Digital IDs mean manageable and critical change, FIDO tells US federal security leaders
Clearly appreciating that it was selling digital authentication to data-security officials in the inertia-guided U.S. federal bureaucracy, a FIDO Alliance panel speaking in a webinar spent a lot of time telling them not to panic.
New anti-phishing procedures are on the way, the panel said, but they come with practical levels of flexibility and don’t require replacing time-honored personal ID verification (PIV) credentials and common access cards.
The alliance members, in an accompanying white paper, stipulated that implementing single sign-on, life-cycle management, and digital identity risk assessments “are table stakes for federal zero trust implementations and prerequisites for U.S. government FIDO deployments.”
The panel discussion followed publication of the white paper, which is both detailed and high-level, giving bureaucrats guidance in deploying FIDO authentication. Both are results of a request by the White House to help accelerate FIDO systems and processes.
What has been delivered is more nuanced.
If PIV and CACs are already meeting your needs, that’s great,” said Tom Clancy, an engineer with government researcher Mitre and a panelist.
“Think about FIDO authentication as a replacement for phishable authentication,” Clancy said, “not as a replacement for PIVs and CACs.”
The white paper states that the goal should be “narrowing” what methods government employees use for multi-factor authentication. A better way of putting it would limiting ineffective tactics.
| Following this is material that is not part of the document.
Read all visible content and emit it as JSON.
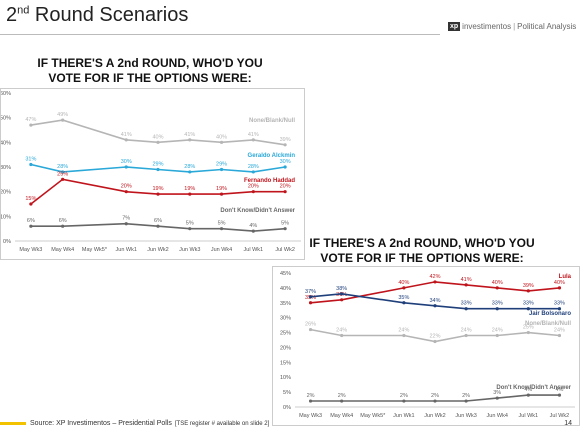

Digital ID credential and access management should include any step that is resistant to phishing, a component of the government’s zero trust strategy.
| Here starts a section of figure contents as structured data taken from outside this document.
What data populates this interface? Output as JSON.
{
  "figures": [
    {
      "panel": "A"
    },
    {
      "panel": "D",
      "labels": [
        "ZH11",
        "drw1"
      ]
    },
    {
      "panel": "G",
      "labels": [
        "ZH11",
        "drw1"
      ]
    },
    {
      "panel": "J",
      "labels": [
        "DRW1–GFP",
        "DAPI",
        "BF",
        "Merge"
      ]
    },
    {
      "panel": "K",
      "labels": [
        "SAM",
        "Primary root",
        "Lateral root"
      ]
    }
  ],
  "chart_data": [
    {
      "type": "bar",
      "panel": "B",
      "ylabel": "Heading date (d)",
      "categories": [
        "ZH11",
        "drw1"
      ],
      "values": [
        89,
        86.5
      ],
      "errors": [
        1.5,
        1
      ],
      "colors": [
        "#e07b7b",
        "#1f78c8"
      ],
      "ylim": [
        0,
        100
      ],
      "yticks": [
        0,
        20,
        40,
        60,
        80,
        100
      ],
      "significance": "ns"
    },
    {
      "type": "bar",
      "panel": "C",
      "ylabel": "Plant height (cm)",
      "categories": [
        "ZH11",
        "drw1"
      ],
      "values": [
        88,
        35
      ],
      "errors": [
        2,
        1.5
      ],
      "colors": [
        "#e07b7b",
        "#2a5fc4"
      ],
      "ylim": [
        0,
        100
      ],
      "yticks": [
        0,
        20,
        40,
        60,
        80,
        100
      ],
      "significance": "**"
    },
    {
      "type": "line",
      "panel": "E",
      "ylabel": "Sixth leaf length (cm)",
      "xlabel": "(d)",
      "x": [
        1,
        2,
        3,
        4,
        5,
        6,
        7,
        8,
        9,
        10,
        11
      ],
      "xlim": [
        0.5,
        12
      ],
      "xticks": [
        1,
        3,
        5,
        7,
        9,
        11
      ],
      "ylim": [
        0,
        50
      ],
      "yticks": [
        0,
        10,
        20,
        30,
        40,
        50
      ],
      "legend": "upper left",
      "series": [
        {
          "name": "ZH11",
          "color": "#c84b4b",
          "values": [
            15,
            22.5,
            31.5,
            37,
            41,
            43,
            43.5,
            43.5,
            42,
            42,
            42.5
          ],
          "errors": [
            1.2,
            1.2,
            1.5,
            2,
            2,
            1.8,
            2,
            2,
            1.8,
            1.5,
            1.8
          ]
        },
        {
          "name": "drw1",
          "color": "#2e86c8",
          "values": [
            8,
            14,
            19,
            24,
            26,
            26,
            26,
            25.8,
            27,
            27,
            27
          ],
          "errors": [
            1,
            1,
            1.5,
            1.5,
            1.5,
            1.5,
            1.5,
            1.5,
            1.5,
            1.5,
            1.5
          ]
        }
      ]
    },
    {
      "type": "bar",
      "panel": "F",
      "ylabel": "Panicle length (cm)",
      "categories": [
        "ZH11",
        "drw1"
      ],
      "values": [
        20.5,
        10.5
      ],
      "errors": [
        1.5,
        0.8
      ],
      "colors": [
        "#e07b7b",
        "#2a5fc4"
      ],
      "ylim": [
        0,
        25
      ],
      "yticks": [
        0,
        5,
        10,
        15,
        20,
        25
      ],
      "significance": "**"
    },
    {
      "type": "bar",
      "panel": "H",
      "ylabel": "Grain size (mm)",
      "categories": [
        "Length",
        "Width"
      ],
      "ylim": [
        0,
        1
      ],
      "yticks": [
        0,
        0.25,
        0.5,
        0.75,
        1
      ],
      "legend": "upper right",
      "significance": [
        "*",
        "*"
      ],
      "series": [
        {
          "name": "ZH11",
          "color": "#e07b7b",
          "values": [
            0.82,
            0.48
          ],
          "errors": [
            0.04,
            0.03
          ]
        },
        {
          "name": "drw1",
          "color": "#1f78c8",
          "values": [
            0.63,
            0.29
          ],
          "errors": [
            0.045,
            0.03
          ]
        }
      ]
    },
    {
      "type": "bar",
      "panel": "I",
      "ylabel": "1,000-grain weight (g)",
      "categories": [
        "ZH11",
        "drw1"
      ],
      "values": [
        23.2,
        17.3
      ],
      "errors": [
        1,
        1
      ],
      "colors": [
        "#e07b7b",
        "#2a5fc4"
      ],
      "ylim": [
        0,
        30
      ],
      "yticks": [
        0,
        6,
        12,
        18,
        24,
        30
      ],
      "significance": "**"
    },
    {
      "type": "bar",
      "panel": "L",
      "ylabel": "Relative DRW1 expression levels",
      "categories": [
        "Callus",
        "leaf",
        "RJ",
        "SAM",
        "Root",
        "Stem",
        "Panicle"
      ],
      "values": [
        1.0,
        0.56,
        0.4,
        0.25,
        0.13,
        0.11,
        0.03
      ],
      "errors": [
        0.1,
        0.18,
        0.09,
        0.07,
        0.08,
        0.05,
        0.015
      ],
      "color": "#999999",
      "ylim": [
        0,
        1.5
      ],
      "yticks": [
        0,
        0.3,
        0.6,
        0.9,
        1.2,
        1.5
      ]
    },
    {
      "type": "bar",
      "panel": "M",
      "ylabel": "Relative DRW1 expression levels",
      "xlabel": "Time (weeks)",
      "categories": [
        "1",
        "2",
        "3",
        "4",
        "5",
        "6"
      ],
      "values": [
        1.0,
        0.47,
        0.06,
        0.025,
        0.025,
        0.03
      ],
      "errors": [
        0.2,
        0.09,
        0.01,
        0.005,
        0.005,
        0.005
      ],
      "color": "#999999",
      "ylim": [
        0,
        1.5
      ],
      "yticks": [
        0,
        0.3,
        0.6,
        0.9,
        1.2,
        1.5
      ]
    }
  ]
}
Agencies need to figure out which FIDO authenticator best fits their needs, said Zach Martin, a panelist and senior policy advisor at the law firm Venable.
Clancy and Martin were joined on the webinar’s panel by Teresa Wu of Idemia, who is also co-chair of the FIDO Alliance’s Government Deployment Working Group, Lisa Palma of LC&J Security Solutions and Joe Scalone of Yubico.
The report recommends that agencies run pilots for new-to-them authenticators and make sure processes including credential revocation and access control are effective.
Digital ID risk-assessments, or DIRAs, also have to be implemented as repeatable ways to judge anti-phishing procedures for multiple resources in various contexts.
Clancy said the DIRA process is especially important when implementation runs aground on cultural barriers.
Clancy said staff may push false choices, like that PIV cards and passwords are the only options. A risk assessment will provide a more objective, open-ended view of alternatives.
Indeed, he said that “in some agencies, there is a reluctant to approve alternatives.” That could be “contributing to a reliance on waivers or unsafe authentication” like passwords.